Cette ONG a détaillé que « dans chacun de ces cas, les mains des victimes ont été coupées, et dans certains cas les mutilations allaient jusqu’à couper les organes génitaux et les jambes des victimes ».
Selon l’ONG Crisis Group, « l’Ouest de la RCA est toujours le théâtre d’une véritable persécution des populations musulmanes, ce qui explique qu’une grande majorité des réfugiés centrafricains musulmans qui ont fui vers l’est du Cameroun et le sud du Tchad » depuis des années et n’osent toujours pas rentrer chez eux.
Cette ONG a estimé que « la communautarisation du conflit a ravivé la question de l’autochtonie, en désignant les musulmans et notamment les Peuls, comme des étrangers comme ce fut le cas en 2014, au plus fort de la crise ».
- Régler les questions d’identité et de citoyenneté
D’après Bienvenu Djangha, « les questions d’identité et de citoyenneté doivent être réglées pour envisager un retour plus serein et une inclusion effective sur tout le territoire ».
Human rights watch a invité le gouvernement de la République centrafricaine ainsi que les forces de maintien de la paix à « prendre des mesures urgentes pour protéger la population musulmane restée sur place contre les opérations de représailles menées par les milices majoritairement chrétiennes et des habitants qui leurs sont alliés ».

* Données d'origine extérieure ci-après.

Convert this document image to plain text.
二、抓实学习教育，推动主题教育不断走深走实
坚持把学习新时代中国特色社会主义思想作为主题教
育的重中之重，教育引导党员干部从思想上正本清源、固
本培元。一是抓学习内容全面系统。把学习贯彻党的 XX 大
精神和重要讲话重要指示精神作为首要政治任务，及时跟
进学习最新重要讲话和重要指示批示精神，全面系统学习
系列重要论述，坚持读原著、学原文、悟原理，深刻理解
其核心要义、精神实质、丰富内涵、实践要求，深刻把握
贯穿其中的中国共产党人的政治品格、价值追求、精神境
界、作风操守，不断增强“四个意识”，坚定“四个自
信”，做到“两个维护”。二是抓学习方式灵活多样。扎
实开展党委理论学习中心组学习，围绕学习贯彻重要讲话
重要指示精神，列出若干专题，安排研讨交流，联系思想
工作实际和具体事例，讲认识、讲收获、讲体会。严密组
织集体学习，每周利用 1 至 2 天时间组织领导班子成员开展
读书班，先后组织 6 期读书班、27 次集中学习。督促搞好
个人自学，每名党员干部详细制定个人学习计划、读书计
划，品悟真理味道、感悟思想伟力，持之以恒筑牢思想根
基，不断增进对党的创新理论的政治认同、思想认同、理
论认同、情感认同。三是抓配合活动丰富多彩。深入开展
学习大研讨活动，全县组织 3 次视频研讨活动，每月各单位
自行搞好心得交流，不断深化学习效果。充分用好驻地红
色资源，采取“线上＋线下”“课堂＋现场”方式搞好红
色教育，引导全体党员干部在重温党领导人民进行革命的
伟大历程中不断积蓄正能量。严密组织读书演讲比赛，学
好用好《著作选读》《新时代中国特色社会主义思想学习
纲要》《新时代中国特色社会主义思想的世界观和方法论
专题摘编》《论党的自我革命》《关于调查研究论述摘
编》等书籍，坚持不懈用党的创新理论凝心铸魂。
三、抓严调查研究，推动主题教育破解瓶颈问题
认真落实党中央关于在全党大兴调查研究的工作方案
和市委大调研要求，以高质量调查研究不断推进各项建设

L'imam Abdoulaye Ouasselegue estime pour sa part que l’instrumentalisation de la religion « a laissé des stigmates » au sien de la communauté musulmane.
« Moi et le cardinal Nzapalainga, nous sillonnons souvent le pays ensemble pour prêcher la parole de paix entre les deux communautés. Lors d’une de ces entrevues, nous avons manqué d’être kidnappés par des hommes armés », explique-t-il.
L’engagement de l’Imam aux côtés du cardinal suscite l’hostilité d’une partie de la communauté musulmane, minoritaire dans un pays majoritairement chrétien.
« L’histoire de la Centrafrique est l’histoire de la diversité de son peuple. Chrétiens et musulmans ont toujours commercé ensemble et ont toujours vécu en harmonie. Le pays ne pourra pas se reconstruire sans l’une des deux communautés. Il faut non seulement faire la paix mais également inciter les musulmans qui ont fui le pays à revenir chez eux », argumente Monseigneur Nzapalainga, l’archevêque de Bangui.